Figure 6: the rose histograms & waveform
(top – logarithmic; middle – linear; bottom – waveform)
Figure 5 shows a real world photo and figure 6 its histograms and waveform. Looking at the histogram we first notice that suddenly there are colors. This is because we don’t work with a monochrome image any longer. So each color channel gets its own histogram overlaid over the others. In the linear histogram you see that most pixels are quite dark with lots of slightly lighter green pixels. Almost all of the middle bright and brighter pixels are red. On the very right side of the histogram we see a red spike which tells us that the red channel has quite a few pixels that are at the maximum value – a sure sign that there was clipping. The logarithmic variant also shows that there are other colours than pure red in the brighter parts of the image. All of that can be seen in the waveform, too. There is a bright band of colours in the lower part, not touching the bottom line though – shadows are not crushed. And then there is the red thing in the middle, even touching the top border. These are the clipped pixels we spotted in the histogram already. But contrary to the former we can now even see where in the image the clipping occured: the middle. Looking at the rose we can confirm that. We can even see the greenish, sun lit twig on the bottom left of the blossom in the waveform as a dim green fog.
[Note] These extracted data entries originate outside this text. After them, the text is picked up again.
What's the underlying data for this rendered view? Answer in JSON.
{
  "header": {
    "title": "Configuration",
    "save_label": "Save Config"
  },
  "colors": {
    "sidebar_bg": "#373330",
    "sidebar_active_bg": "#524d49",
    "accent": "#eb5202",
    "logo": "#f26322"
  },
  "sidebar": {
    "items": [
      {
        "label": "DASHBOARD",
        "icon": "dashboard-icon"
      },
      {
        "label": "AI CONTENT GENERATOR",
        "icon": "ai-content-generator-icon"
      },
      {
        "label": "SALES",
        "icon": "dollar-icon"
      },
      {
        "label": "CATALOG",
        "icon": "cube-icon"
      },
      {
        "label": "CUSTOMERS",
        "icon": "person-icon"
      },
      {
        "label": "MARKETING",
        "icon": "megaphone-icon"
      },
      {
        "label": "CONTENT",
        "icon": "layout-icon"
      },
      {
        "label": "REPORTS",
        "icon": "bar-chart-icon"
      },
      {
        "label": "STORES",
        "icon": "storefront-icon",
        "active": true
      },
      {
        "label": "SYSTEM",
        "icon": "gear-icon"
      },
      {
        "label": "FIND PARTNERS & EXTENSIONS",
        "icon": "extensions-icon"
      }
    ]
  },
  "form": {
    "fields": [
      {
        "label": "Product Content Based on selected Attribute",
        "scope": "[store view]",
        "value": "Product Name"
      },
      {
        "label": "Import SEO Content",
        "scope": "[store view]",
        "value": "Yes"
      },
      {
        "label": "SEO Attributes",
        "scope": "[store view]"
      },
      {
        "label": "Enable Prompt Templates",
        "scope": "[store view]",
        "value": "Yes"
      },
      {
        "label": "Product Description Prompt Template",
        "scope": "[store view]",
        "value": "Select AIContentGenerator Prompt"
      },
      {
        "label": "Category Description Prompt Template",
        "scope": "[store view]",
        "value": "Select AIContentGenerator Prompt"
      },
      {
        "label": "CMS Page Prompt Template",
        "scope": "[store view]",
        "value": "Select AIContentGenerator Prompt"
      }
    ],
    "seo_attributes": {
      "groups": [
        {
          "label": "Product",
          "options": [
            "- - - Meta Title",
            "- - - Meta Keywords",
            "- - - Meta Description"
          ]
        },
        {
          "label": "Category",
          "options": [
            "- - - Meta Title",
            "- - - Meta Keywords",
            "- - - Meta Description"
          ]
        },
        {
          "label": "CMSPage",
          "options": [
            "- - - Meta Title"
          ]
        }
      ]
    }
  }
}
With this in mind you should maybe browse through your gallery, noticing that low key photos have a big bump on the left of the histogram, high keys have it on the right, high contrast images might even show a peak on the left and right with a lower region in the middle of the histogram. All of which you can already evaluate in the field on the back of your camera.
For further reading about histograms refer to Wikipedia or the two articles from Cambridge in Colour (and part 2).
Is it true that the waveform provides the same data as that provided by the histogram but additionally provides some location data? The trade off seems to be that a waveform takes a few moments more to decipher.